It's not that I hate ants. I love ants. But they seem to think they can just set up shop under the patio and ruin the foundation for the bricks. Let me tell you, Queen and all your minions, I've seen the mortgage papers for this place, and you're not on the title. So you have to go.
But how? A trip to the neighborhood store that sells all the domestic poisons shows two options. One, a spray that kills ants individually. Pull up a chair, watch the hill, pick 'em off as they appear. Seems like a lot of work.
The other is the poison bait trap. You snip off the end and place it by their front door. "Kills the Queen!" says the box, which sounds so Shakespearean you wonder if the instructions are in sonnet form.
The ants pick up some of the sweet poison and take it home, whereupon everyone dies. Not all at once, though. There's time for that one guy who brought it home to get a really serious reprimand in his personnel file. It works, I guess, but it depends on the ants doing the important part. Why can't I just pour the stuff down the hole?
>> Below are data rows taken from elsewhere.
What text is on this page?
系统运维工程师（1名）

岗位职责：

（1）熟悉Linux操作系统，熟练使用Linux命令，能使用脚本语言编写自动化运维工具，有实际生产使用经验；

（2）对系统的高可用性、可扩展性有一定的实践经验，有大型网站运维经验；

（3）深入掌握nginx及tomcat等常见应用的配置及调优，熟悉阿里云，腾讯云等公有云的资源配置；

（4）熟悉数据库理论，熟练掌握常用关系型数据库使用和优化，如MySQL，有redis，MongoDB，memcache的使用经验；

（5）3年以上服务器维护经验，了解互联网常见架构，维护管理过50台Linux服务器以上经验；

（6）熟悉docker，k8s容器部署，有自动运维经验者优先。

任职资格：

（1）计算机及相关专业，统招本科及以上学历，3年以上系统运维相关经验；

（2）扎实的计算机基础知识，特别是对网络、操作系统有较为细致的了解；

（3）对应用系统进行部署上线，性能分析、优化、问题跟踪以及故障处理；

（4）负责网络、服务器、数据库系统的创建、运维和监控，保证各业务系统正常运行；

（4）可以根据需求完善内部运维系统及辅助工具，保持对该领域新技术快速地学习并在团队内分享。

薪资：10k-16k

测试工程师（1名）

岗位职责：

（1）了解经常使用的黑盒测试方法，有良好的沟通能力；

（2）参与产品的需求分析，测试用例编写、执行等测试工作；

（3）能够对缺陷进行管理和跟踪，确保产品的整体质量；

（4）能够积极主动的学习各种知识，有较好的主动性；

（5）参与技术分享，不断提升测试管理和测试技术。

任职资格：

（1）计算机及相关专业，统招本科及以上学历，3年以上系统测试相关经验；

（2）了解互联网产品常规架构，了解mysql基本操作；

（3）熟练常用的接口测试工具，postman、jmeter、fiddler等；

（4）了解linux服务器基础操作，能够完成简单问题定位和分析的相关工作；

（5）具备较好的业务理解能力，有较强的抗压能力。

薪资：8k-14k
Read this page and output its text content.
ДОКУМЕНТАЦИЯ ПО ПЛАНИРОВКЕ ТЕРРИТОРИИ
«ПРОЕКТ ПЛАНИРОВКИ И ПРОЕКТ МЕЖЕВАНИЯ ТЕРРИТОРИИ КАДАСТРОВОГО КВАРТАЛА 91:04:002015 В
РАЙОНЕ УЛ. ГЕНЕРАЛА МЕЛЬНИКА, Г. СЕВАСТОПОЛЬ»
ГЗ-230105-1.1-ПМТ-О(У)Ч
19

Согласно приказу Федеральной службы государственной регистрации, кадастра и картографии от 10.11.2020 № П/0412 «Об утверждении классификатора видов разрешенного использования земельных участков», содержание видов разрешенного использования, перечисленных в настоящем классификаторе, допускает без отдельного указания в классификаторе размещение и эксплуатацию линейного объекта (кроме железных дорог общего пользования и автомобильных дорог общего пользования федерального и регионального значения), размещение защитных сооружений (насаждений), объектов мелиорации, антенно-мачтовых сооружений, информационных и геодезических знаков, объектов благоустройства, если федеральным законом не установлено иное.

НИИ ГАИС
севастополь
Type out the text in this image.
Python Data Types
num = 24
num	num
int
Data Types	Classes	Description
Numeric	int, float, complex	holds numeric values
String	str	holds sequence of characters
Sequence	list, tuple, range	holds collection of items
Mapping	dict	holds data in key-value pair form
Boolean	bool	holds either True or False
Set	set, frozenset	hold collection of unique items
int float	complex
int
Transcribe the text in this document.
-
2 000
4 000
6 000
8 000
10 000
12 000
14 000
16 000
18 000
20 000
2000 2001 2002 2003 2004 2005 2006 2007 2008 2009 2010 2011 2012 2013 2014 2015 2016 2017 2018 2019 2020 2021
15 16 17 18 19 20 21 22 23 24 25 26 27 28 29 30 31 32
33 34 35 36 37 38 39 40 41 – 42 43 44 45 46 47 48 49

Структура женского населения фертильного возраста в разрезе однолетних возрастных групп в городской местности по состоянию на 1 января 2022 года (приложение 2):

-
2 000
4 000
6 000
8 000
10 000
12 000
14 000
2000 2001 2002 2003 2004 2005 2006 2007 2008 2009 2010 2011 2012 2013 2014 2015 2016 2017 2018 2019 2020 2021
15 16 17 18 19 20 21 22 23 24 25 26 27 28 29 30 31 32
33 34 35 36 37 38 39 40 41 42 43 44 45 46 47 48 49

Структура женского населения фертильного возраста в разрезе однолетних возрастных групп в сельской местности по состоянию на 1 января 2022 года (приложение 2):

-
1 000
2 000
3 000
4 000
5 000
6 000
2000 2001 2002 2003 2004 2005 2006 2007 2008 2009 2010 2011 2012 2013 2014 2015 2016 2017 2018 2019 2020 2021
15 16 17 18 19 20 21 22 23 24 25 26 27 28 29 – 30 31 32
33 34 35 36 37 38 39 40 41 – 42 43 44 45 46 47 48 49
"Oh, no," the inventor says. "That would be too crude. It lacks the satisfying knowledge that the ants themselves are the instruments of their destruction."
OK, but the important part here is "destruction," so maybe if I just inject the stuff into the hole ...
"No! The grim pleasure arises from knowing that the ants cannot help but bring about their ruin, that the lowliest worker in the performance of its duties delivers a fatal gift to the monarch in her chambers! And in her dying, she knows she is undone by the mechanics of her social constructs, a regime she was unable, for all her power, to undo!"
Dude, they're ants, not French nobility. Let me squirt it down the hole.